Why Don't You Click: Neural Correlates of Non-Click Behaviors in Web Search
This addresses a challenge in web search for improving user satisfaction modeling in zero-click scenarios, though it is incremental as it builds on prior work with neuroimaging.
The paper tackles the problem of measuring result usefulness in web search when users do not click on any results, by using neuroimaging to analyze brain signals during non-click behaviors. Results show that brain signals can improve usefulness estimation performance in zero-click search scenarios.
Web search heavily relies on click-through behavior as an essential feedback signal for performance improvement and evaluation. Traditionally, click is usually treated as a positive implicit feedback signal of relevance or usefulness, while non-click (especially non-click after examination) is regarded as a signal of irrelevance or uselessness. However, there are many cases where users do not click on any search results but still satisfy their information need with the contents of the results shown on the Search Engine Result Page (SERP). This raises the problem of measuring result usefulness and modeling user satisfaction in "Zero-click" search scenarios.
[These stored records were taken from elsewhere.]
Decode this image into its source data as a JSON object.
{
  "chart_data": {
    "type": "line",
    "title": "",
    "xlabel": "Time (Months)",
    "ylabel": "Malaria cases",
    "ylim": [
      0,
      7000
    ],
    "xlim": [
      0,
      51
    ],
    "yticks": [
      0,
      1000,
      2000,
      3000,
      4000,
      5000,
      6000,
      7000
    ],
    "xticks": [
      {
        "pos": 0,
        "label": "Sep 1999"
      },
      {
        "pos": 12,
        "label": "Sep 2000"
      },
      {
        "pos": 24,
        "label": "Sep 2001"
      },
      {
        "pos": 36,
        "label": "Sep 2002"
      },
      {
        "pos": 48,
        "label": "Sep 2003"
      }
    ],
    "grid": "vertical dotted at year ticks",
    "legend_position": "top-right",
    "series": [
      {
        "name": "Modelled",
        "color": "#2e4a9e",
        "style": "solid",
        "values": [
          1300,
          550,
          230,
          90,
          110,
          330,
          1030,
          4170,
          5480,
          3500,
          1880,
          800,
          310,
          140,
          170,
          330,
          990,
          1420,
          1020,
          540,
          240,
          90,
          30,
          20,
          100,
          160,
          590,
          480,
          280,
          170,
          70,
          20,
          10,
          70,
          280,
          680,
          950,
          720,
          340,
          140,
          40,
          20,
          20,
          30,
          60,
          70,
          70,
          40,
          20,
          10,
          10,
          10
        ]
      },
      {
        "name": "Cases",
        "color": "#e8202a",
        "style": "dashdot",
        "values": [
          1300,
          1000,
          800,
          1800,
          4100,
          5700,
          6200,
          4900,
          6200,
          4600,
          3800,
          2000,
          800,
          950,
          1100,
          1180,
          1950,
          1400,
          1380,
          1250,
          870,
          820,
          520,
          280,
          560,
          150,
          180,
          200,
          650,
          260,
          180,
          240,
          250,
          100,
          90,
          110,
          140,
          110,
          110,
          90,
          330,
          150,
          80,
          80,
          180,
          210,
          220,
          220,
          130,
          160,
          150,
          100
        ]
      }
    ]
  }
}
Previous works have solved this issue by (1) detecting user satisfaction for abandoned SERP with context information and (2) considering result-level click necessity with external assessors' annotations. However, few works have investigated the reason behind non-click behavior and estimated the usefulness of non-click results. A challenge for this research question is how to collect valuable feedback for non-click results. With neuroimaging technologies, we design a lab-based user study and reveal differences in brain signals while examining non-click search results with different usefulness levels. The findings in significant brain regions and electroencephalogram~(EEG) spectrum also suggest that the process of usefulness judgment might involve similar cognitive functions of relevance perception and satisfaction decoding. Inspired by these findings, we conduct supervised learning tasks to estimate the usefulness of non-click results with brain signals and conventional information (i.e., content and context factors). Results show that it is feasible to utilize brain signals to improve usefulness estimation performance and enhancing human-computer interactions in "Zero-click" search scenarios.